As we all know, unlike conventional yellow top taxis, rideshare cabs don’t have a meter. The driver’s smartphone app uses GPS to track the route and clock to track the time of the journey. At the destination, the driver swipes the End Trip button on the app. The app sends the route and travel time to the server over the air. The server sitting in the cloud computes the fare and communicates it back to the driver’s smartphone. As a result, the whole rideshare model depends on robust network coverage all over the city. We all crib about frequent call drops and Internet outages in many parts of any city. So, according to common wisdom, the aggregator cab model should break down frequently. But, it does not. Regardless of where you go, the driver’s app manages to access the network and find out the fare. In the very rare occasion that it does not, the driver can call the rideshare company’s call center and get the fare – this has happened to me only once in the 200+ rides I must have taken in the last 3-4 years. That’s, like, 99.5% success rate.

These two experiences forced me to think more deeply about this subject.

Soon, going by my own background, I began wondering if scalability was an obsession only among hardware professionals.


I spent a decade in the hardware industry before entering software. I learned about scalability during my stint in hardware and it was always in my mind in my subsequent two decades in software. However, it was only me.

Software performance has been an afterthought for most customers. Programmers in every software company I’ve worked for have blissfully gone on coding with the least amount of awareness of the infra on which their programs were going to run or concern about speed, response time and other nonfunctional parameters. But, because of my background, I’ve always been extremely anxious about the nonchalant approach I’ve seen in the software industry towards scalability.

But life went on.

Sure enough, the $hit would hit the fan in almost every project after going live. The server would keel over due to poor scalability. But the dev team would almost always implement a fix for the performance problem in 2-3 days. Easy peasy.

I’ve always come out of those experiences feeling that my deep anxieties about scalability were for nought.


I said “almost always” because there was one project where things were not so easy, and scalability became a make-or-break issue.

We developed a new payment system for a Top 5 UK bank. The customer put a clause in the contract stipulating that our software must deliver a throughput of 2400TPS at go-live. The figure was guided by the estimated volume of the new method of payment over the first five years following its go-live. We were required to benchmark our solution and prove this performance as a part of acceptance criteria.

The project manager who worked on the contract conveniently forgot about this clause and nobody else in the delivery organization had read the contract.

Many months later, we delivered the software.

Customer asked us for certification of 2400TPS. Needless to say, we didn’t have it.

Customer told us to get it.

We ran performance tests on the limited sized infra available with our own dev org. Not surprisingly, the software delivered only 360TPS. Since it was woefully short of the exit criteria, the customer rejected the software.

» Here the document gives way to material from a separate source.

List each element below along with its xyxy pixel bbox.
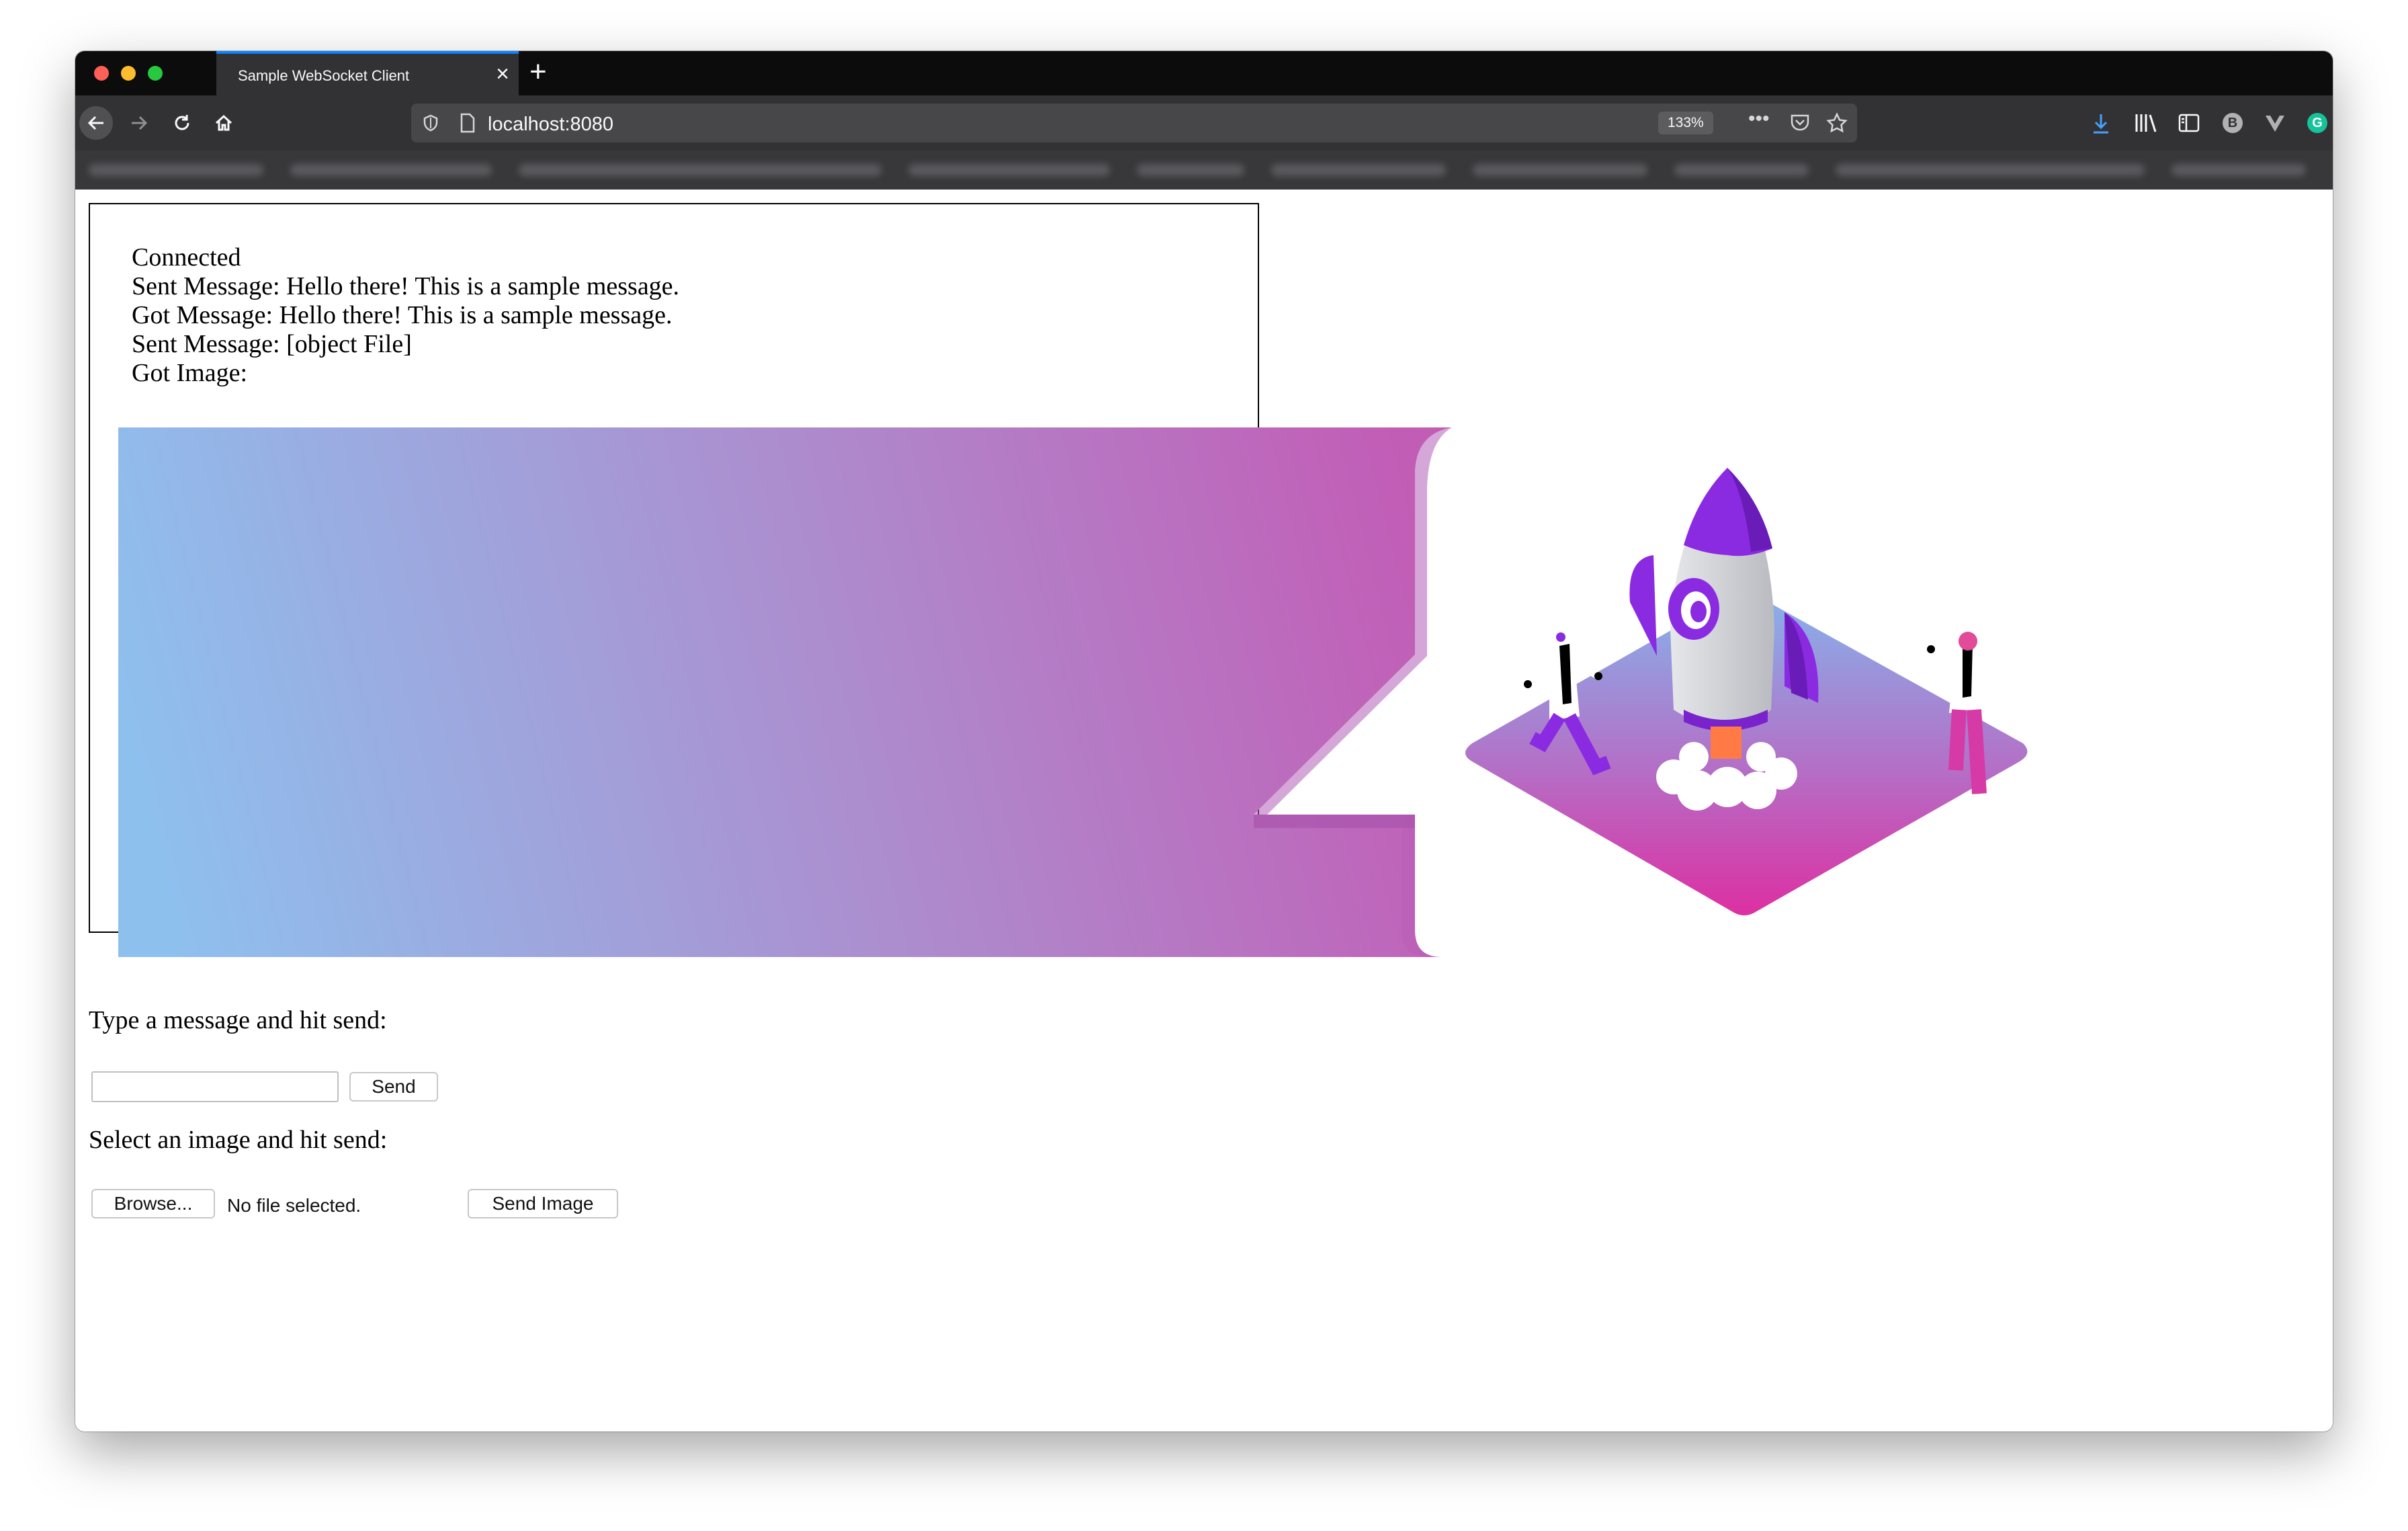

We then went to the customer’s preferred hardware vendor. The highest configuration of the server that they could provide us in India gave a throughput of 1200TPS. Again, not enough.

Finally, we had to visit the vendor’s high-end lab in France to conduct the benchmark. Thankfully, after a bit of tweaking, our software did pass the customer’s approval criteria.

While our scalability-insensitive movie had a happy ending, it also cost the company nearly $100K in out-of-pocket expenses.

It’s now over ten years since the said payment system has gone live. Its actual throughput has not yet crossed 500TPS even once. All that hullaboo about 2400TPS was a waste of time and money in hindsight.

I found out during this period that the customer manager who put the 2400TPS clause in the contract began his career in hardware!


I’m now strongly inclined to believe that scalability is a bogey created by the hardware industry and that it only afflicts customer and vendor folks (like me) who came to software via hardware.